Model based approach to inform early clinical development for a biologic
Miren Zamacona, Kosmas Kretsos, Ruth Oliver
Modelling & Simulation, Global Exploratory Development, UCB, Slough, UK
Objectives: The knowledge from preclinical in vitro and in vivo preclinical models was integrated in a model-based approach in order to inform the design of early clinical trials for a biologic under development for an inflammatory condition. The objective of this analysis was to determine the therapeutic concentration range and subsequent dose range that was expected to result in clinical efficacy.
Methods: The following modeling & simulation steps were followed: a) PK/target turnover model: a population PK model was build from monkey data and human PK parameters were obtained by allometric scaling. In vitro properties of the biologic and relevant physiologic and pathophysiologic data from the literature were combined to build the turnover model. The PK/target turnover model was used to simulate different dose levels, regimens and routes of administration to predict the anticipated target occupancy in plasma and lymph; b) PKPD models were built from data obtained in preclinical models of disease for three pharmacodynamic endpoints. The PK model was used to derive the AUC as the exposure variable to be related to the pharmacodynamic endpoints. c) Translation of PKPD models to humans based on potency and PK and integration with the PK/target turnover model to determine the therapeutic dose regimen. PK/target turnover model simulations were performed with Berkeley Madonna version 8.3.14. and PKPD analysis were performed with NONMEM version 6.

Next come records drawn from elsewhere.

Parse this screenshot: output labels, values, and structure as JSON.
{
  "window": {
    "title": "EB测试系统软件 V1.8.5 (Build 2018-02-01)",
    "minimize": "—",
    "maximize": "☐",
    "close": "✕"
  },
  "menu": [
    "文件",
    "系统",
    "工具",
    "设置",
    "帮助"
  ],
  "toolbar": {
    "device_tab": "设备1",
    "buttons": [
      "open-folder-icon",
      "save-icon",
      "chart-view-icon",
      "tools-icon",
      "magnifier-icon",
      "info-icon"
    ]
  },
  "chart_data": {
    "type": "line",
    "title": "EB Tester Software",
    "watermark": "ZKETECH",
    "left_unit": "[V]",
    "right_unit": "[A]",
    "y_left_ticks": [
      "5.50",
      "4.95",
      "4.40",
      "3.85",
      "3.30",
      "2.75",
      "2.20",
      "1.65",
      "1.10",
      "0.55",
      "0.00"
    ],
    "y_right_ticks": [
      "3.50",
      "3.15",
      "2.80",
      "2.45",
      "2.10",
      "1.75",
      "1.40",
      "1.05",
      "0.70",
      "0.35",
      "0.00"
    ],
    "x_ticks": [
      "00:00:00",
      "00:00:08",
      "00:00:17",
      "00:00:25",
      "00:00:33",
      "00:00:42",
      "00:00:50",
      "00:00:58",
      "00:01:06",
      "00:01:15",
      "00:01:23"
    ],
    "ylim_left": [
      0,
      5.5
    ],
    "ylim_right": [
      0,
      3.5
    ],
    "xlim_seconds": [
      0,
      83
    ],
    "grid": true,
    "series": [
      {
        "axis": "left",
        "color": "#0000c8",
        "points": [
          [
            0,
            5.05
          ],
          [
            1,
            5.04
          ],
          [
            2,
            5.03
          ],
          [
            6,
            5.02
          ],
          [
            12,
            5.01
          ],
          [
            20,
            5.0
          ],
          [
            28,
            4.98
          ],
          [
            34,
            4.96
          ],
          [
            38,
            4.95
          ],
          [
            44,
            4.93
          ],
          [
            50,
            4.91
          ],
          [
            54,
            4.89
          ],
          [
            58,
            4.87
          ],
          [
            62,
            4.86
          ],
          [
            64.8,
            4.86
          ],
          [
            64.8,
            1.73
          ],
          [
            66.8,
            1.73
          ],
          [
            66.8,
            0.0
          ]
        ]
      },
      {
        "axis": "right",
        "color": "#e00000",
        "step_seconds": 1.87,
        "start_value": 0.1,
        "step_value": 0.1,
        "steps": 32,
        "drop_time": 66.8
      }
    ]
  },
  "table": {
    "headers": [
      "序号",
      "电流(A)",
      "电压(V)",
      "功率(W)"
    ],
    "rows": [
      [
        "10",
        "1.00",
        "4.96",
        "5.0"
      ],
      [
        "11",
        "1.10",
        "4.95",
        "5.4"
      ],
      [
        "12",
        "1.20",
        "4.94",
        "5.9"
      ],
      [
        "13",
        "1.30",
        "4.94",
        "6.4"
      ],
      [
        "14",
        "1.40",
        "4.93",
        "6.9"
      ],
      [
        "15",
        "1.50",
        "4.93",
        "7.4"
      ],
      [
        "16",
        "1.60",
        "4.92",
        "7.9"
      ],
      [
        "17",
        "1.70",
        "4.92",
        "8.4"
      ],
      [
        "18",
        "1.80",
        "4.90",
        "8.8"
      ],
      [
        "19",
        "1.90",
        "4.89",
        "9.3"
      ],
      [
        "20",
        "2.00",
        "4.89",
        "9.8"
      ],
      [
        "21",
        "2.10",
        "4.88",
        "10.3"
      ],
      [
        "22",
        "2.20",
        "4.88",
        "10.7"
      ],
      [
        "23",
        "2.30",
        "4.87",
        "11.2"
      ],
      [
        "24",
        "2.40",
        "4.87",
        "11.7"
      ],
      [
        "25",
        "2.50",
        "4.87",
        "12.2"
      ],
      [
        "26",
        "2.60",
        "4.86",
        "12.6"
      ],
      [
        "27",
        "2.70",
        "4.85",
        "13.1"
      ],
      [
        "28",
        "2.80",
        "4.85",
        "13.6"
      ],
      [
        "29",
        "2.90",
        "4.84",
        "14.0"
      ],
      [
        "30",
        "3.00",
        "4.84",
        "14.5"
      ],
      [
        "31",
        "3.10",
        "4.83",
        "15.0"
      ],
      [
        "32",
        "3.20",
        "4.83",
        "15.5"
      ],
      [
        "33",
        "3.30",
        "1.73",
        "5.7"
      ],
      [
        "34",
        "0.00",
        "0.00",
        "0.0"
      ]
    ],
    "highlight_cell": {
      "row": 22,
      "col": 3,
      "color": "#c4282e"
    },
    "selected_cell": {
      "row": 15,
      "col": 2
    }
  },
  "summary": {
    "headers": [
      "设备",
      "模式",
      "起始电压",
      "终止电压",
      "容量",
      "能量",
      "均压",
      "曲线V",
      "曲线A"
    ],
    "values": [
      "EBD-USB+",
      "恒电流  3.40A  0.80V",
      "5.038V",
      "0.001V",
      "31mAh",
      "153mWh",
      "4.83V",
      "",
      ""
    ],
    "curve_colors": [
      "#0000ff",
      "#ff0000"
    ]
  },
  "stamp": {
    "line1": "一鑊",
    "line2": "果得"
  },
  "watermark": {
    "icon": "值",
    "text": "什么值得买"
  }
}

Results: The PK/target turnover model simulations showed that sustained target engagement was achieved following an every two weeks administration regimen. The relationship between exposure and the three pharmacodynamic endpoints was best described using an inhibitory Emax model. Based on the potency estimates, the expected human doses resulting on 20 to 90% of maximum response were calculated. These results were combined with the PK/target turnover to estimate what target receptor occupancy was needed in order to observe pharmacological response.
Conclusions: The integration of disease and target knowledge, with in vitro and in vivo preclinical disease experiments into a model based approach allowed the prediction of the pharmacologically active concentration/dose level/regimen informing in this way the early clinical development plan.